I found myself hosting a panel of six eminent writers, psychologists and psychiatrists at the Bangalore Literature Festival 2019.

I am providing the link to the session descriptions here, please have a look …

Here is the recording of the session, please click here …

However, I am placing Dr Ajit Bhide, a beloved psychiatrist of Bangalore and my own doctor too here:

“Most wretched men are cradled into poetry by wrong
They learn in suffering what they teach in song…”

Attended a panel discussion at the Bangalore Literary Fest, titled ‘I’m OK You’re OK’ , dealing with Mental health and more specifically mental illness. Amandeep Sandhu, currently in the literary news for his new book on Punjab, (and whose first autobiographical novel Sepia Leaves dealt with his own mother’s illness and how he as a young lad, an adolescent and a man learnt to deal with it – and with life) was the effective and empathetic moderator. Others on the panel were Jerry Pinto (Em and the Big Hoom), Anna Chandy, Himanjali Sankar, Gayathri Prabhu, Roshan Ali, and Shyam Bhat. Shyam elaborated succinctly the importance of the narrative in the practice of mental health. The narrators themselves came from the raw to the mature but with crystal clear sincerity.

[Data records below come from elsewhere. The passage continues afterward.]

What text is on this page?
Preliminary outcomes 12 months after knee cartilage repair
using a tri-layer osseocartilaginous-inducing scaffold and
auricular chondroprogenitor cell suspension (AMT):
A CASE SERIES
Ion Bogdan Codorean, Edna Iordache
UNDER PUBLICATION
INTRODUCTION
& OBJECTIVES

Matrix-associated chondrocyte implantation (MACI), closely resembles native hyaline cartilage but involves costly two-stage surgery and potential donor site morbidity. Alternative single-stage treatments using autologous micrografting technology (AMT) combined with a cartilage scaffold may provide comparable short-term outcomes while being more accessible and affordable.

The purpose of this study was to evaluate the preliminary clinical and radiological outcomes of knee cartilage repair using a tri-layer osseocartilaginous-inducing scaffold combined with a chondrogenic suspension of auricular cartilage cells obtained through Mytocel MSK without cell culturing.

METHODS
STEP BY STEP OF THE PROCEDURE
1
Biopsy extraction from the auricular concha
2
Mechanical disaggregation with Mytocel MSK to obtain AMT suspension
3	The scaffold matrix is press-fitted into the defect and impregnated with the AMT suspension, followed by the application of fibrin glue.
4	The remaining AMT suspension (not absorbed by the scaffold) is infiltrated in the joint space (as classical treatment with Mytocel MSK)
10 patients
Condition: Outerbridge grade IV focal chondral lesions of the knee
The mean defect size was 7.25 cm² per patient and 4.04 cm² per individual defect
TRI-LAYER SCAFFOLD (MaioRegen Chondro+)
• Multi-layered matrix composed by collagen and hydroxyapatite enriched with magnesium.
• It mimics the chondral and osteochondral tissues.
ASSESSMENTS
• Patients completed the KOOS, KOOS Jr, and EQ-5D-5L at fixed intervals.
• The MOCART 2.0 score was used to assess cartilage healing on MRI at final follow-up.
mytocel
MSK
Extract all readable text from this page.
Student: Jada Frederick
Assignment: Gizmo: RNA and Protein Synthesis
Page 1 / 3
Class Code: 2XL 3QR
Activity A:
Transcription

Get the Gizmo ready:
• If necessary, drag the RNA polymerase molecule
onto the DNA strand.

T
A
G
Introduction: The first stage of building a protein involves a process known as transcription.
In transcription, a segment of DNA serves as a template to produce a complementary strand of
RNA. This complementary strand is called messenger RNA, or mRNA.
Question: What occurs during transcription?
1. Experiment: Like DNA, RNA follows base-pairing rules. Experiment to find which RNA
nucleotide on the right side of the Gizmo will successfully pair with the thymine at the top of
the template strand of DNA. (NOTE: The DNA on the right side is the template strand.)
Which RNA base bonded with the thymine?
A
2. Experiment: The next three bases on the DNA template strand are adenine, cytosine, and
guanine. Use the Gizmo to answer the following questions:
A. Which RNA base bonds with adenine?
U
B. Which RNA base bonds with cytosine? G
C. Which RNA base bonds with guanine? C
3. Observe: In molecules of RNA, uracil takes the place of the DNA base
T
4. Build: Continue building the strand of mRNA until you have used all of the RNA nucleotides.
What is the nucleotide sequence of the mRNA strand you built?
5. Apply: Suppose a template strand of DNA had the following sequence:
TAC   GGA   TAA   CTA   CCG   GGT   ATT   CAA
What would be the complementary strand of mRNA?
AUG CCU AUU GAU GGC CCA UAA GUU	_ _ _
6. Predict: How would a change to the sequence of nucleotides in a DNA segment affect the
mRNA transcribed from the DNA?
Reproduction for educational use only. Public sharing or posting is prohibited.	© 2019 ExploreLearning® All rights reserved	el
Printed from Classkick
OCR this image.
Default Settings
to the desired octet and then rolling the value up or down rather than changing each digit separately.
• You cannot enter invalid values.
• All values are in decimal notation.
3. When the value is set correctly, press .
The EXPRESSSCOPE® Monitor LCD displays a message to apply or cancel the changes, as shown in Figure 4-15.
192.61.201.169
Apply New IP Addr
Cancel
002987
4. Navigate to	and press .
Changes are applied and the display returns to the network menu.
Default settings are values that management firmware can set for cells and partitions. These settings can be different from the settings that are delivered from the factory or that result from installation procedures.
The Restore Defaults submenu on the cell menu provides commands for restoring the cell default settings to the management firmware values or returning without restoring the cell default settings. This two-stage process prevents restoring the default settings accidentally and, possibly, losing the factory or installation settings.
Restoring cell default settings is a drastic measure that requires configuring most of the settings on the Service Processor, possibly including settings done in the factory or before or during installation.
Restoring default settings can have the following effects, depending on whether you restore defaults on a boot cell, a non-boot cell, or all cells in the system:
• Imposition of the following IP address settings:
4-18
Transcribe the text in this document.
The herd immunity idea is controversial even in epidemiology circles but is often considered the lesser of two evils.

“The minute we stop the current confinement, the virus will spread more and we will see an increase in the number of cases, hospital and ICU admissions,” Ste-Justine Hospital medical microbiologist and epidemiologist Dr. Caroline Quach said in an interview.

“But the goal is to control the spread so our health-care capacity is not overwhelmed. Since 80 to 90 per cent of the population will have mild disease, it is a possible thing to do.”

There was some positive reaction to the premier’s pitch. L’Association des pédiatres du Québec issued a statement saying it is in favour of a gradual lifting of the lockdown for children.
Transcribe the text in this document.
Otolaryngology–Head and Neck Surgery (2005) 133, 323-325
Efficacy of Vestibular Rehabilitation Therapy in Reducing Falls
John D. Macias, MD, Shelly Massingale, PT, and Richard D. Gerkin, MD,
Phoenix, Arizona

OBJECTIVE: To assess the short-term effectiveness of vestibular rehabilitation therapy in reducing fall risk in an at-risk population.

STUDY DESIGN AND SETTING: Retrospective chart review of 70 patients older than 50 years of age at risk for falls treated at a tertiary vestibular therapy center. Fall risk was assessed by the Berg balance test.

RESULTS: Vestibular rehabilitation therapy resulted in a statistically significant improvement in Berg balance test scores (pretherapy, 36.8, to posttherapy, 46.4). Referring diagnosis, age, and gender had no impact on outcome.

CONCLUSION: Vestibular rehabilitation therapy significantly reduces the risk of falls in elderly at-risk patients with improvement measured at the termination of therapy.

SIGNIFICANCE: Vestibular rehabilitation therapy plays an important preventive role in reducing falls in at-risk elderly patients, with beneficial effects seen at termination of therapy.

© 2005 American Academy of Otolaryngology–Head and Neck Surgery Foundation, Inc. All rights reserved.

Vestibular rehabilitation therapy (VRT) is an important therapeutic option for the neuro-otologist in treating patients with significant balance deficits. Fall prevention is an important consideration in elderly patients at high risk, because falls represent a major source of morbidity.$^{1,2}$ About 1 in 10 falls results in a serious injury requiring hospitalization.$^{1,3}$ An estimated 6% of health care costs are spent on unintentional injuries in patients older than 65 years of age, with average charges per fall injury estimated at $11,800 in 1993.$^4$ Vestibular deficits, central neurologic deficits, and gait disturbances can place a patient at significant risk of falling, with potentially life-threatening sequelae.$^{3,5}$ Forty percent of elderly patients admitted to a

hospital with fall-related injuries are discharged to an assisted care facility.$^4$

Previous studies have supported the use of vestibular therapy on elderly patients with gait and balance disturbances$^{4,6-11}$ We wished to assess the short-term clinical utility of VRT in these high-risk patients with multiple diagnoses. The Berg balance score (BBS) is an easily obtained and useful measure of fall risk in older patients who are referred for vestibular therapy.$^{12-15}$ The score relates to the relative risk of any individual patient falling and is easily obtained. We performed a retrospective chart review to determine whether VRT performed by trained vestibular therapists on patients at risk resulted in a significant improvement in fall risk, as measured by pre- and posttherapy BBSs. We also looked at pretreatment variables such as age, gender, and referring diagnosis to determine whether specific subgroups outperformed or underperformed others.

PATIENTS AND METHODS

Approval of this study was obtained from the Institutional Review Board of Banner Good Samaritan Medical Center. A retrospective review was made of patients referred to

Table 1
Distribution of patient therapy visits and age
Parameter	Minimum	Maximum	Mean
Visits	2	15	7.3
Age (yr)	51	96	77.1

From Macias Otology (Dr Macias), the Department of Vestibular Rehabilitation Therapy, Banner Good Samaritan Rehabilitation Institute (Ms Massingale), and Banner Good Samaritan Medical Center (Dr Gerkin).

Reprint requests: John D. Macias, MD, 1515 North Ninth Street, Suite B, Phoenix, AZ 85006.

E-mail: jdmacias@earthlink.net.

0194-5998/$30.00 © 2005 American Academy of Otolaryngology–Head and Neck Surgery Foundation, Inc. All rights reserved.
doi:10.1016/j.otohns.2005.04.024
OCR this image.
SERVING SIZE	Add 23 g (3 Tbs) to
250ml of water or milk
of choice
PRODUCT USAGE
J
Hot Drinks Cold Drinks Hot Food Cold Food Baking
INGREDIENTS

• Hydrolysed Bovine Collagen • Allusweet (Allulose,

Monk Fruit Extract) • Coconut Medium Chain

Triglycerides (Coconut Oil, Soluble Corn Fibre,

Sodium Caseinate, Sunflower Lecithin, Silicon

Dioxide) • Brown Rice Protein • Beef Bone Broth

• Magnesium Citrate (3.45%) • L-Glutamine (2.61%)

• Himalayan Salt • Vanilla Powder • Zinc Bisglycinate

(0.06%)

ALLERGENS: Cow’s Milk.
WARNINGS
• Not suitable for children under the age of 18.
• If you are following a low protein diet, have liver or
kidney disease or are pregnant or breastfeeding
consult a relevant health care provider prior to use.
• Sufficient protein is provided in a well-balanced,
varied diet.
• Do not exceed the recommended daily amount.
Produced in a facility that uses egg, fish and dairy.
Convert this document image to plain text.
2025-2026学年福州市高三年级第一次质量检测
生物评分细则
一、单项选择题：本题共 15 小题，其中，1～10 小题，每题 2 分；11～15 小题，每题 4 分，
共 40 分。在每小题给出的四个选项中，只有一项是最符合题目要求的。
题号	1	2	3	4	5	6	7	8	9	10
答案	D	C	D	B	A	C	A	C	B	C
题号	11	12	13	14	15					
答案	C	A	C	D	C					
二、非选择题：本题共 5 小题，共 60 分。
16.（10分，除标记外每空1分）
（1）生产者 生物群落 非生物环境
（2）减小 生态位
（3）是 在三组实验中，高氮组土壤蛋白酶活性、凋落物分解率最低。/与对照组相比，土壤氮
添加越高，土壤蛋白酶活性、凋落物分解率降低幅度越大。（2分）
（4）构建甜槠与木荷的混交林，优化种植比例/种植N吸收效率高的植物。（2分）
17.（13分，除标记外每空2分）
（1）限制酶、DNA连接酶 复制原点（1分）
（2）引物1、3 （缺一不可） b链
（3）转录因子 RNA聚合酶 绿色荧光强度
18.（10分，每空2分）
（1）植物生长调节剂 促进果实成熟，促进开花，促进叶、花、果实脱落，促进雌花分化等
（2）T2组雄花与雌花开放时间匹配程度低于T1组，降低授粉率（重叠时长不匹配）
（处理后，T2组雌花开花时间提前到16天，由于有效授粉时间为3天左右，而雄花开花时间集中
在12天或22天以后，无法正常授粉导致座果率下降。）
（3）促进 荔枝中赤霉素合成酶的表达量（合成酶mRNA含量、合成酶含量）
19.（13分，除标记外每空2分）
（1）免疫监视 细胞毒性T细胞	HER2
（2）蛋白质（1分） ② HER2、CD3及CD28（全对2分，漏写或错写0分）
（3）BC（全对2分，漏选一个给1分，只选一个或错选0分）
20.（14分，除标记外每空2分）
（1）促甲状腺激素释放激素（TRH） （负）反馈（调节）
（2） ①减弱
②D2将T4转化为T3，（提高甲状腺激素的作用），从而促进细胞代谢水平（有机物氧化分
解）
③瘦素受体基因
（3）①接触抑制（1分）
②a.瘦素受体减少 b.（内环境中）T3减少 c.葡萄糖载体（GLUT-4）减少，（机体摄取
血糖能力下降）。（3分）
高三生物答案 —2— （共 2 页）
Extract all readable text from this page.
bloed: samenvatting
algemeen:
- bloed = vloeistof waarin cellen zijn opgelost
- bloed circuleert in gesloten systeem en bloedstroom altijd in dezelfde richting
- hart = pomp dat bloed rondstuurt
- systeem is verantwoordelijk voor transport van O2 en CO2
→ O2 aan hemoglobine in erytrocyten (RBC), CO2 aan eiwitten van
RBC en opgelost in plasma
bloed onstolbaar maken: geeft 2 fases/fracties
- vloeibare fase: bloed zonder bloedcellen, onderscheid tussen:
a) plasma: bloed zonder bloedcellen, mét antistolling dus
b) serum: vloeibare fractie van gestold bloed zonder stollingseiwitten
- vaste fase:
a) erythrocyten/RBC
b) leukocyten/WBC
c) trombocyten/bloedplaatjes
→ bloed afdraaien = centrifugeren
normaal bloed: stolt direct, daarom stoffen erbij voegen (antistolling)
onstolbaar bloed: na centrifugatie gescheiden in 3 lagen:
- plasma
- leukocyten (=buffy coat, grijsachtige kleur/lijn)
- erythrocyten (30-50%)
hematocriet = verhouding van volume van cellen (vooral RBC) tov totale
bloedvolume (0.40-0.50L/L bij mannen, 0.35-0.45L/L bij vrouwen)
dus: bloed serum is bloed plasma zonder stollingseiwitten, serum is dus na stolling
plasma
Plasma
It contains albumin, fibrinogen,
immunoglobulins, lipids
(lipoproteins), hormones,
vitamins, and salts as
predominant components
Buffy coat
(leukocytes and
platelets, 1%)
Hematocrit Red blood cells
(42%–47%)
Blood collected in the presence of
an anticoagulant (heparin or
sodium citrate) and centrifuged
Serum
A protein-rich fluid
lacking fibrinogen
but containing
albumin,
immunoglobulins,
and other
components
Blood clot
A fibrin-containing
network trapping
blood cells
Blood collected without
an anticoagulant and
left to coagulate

The panellists shared their angst about their respective disquiet, the youngest (Ali)about his discovery of his own turbulence, and two about their mothers’ illness (Pinto and Amandeep, the latter minimally, as he was a most conscientious rapporteur/ moderator). Sometimes there was the awkwardness of spilling the beans, making private matters blatantly public and the guilt that comes almost always with it.

Anna’s ( a much sought after and respected therapist) sharing of her personal perspective led to familial and social ostracism, and unexpectedly her clientele stood by her through this. She rightly brought home the point of equity between therapists and clients (I still prefer to call them patients); a truly humane stance, well appreciated by those who seek help. This resonated with the chosen title of the session: I’m OK; You’re OK.

Sometimes there was a cavalier air to it all, the note of the author being strident and rabble rousing. But in a forum dealing with the perceived ugliness of the mind of someone close, and the sensitive nature of the entire realm it is I guess, to be expected. Gayathri’s reference to her letter to her deceased father, was to me very intriguing and that is one work I want to read. Admixing fact with some fictionalising seemed to have found many takers, and Shyam also made the often missed point of the need to seek the subject’s permission to share her/his story.

The width of the coverage and the systemic method of the entire discourse rendered it a useful hour and half. Not an easy task given the tendency of delicate content to turn maudlin and meandering. This session teetered that way at times, but was saved from dropping off those cliffs.

For this credit must go in great measure to the seasoned moderation by Aman; and to the panel’s overall ‘stepping out and stepping forward’ approach. The auditorium was packed from the start and I believe so were most listeners’ minds by the end of the session.